In my second career, I think I may have swung too far in the other direction. I now try to take on work only when I feel I have the time and energy to do it well. But recently I’ve noticed another pattern emerging: procrastination. And that’s not very helpful when there’s work to do and bills to pay.

What I’m beginning to see is that a small, shadowy part of me still fears success because of the trappings I associate with it. I know how to work hard. I know how to get things done. But some part of me still connects success with excess, burnout, and loss.

So why am I sharing this?

Because many men of color carry a similar burden.
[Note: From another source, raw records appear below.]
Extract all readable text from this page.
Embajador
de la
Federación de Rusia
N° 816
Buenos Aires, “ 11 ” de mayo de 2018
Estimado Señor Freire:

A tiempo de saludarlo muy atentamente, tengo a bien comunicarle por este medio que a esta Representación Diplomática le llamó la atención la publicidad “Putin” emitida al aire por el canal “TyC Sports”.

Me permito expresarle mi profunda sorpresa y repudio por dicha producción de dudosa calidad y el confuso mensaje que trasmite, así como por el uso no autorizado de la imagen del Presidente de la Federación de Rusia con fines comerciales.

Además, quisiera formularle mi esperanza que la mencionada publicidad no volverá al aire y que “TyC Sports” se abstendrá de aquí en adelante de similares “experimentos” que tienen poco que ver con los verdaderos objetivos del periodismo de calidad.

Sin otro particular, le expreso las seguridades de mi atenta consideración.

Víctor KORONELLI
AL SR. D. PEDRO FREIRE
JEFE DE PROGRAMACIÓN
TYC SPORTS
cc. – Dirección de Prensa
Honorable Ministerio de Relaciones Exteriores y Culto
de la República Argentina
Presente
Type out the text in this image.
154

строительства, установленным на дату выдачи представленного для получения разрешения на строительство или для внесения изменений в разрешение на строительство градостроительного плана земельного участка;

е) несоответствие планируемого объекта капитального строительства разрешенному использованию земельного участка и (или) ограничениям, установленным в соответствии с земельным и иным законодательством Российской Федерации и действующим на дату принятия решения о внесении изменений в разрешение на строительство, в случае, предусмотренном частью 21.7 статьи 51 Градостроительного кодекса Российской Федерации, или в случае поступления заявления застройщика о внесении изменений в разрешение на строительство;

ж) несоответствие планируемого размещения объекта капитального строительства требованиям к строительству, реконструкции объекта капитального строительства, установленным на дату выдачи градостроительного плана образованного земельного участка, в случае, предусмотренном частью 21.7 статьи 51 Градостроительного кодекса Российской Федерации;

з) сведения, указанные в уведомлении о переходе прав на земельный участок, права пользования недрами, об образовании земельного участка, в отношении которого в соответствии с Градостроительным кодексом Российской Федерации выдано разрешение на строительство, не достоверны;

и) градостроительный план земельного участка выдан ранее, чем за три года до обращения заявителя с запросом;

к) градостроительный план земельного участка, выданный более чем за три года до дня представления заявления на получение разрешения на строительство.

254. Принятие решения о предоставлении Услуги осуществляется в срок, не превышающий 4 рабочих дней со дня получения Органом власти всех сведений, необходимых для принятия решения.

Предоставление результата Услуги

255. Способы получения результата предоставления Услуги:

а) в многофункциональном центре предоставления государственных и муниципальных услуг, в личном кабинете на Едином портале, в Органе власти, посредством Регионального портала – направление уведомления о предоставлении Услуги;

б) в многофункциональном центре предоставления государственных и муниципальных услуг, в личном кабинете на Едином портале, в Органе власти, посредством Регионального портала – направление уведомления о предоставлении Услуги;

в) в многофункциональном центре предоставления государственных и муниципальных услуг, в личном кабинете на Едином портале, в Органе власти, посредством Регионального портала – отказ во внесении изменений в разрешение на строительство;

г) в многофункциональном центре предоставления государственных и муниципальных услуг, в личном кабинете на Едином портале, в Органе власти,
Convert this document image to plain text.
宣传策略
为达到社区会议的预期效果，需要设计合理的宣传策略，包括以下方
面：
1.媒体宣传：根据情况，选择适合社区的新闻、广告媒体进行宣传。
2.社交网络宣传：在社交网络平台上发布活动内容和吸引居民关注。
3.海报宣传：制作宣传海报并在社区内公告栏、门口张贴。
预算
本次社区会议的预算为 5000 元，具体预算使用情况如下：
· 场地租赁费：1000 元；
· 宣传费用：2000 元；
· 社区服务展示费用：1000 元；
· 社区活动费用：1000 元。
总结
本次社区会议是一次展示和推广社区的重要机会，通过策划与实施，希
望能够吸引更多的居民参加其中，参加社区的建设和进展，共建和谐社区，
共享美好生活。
We take pride, sometimes unhealthy pride, in being providers for our families, our workplaces, and our communities. We want the world to see that we beat the odds. That we made it. That we levelled up. But sometimes our drive is fuelled less by purpose and more by fear or shame. So we over-perform. We overdeliver. We overachieve. All in an effort to prove our worth. And the cost can be high: burnout, anxiety, depression, addictive behaviors, strained relationships, poor health.

Our soul work is learning to separate who we are from what we do. Our worth is not defined by our title, our income, or what we can provide materially for others. Success, at its healthiest, is not the reason we do great work. It’s the byproduct of doing great work that is meaningful, aligned, and grounded in who we truly are.